The first town east of John Day is tidy little Prairie City (pop. 880), an old-fashioned ranching community that is fast becoming a western false-front photo opportunity. For a taste of local life, stay at the 100-year-old Riverside School House Bed and Breakfast (28077 North River Rd., 541/820-4731, $150), a white-clapboard two-room schoolhouse, in use until the 1960s and now rented out as a one-of-a-kind B&B, located on a working cattle ranch with delightful views over the headwaters of the John Day River.

Leaving the John Day River watershed, US-26 heads east, climbing over mile-high Dixie Pass (which is just one yard shy of being one mile high—5,277 feet above sea level) while rambling through the Malheur National Forest (541/575-3000) and the Wallowa-Whitman National Forest (541/523-6391), where campgrounds, cool mountain lakes, natural hot springs, and dense forests abound.

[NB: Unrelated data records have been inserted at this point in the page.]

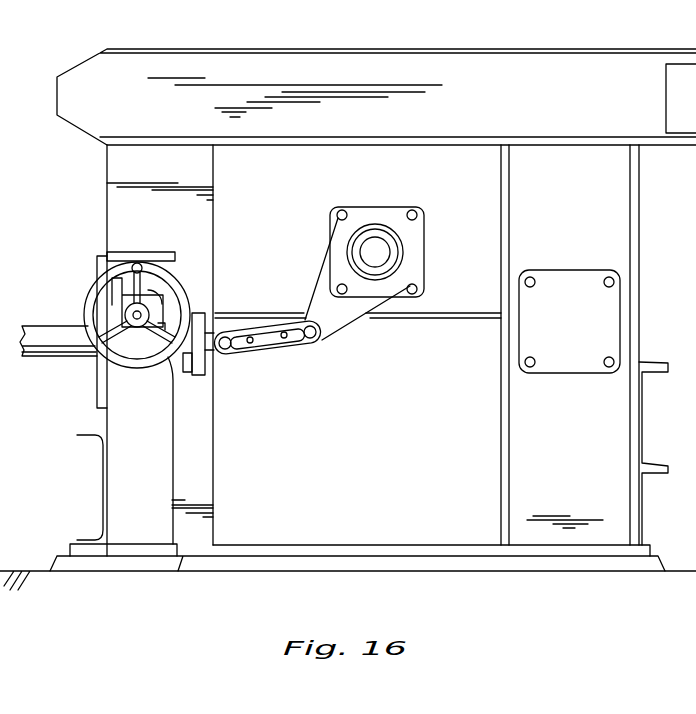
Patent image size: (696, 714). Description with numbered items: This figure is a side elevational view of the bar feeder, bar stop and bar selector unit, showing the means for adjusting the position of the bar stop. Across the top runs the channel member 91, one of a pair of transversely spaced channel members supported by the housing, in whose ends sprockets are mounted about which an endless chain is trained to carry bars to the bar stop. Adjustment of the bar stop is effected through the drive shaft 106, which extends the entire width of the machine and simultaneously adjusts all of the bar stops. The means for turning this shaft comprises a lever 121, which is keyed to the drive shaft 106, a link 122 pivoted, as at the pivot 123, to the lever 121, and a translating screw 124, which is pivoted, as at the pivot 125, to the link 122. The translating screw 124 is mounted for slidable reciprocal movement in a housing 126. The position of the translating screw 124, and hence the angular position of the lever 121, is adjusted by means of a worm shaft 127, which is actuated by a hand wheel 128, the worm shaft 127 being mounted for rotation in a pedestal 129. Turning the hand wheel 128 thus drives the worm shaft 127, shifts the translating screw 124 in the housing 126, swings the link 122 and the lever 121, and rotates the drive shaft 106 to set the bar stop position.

The channel member 91 is at (553, 66).
The drive shaft 106 is at (378, 262).
The lever 121 is at (335, 317).
The link 122 is at (273, 355).
The pivot 123 is at (312, 339).
The translating screw 124 is at (47, 356).
The pivot 125 is at (227, 349).
The housing 126 is at (98, 397).
The worm shaft 127 is at (133, 310).
The hand wheel 128 is at (93, 310).
The pedestal 129 is at (120, 455).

East of the crest, dropping down from the mountains across the Snake River plain, US-26 crosses another 75 miles of rolling sagebrush, with little more than an occasional cattle ranch, or a golden eagle sitting atop a telephone pole, to attract your attention. Tiny little tavern-and-post-office towns like Unity, Ironside, Brogan, and Willow Creek will make you slow to 45 mph (or risk a ticket), while on a hot summer’s day the smell of juniper and sage is so potent it perfumes the dry desert air, unmistakable even if you cruise through at 70 mph with the air-conditioning blasting.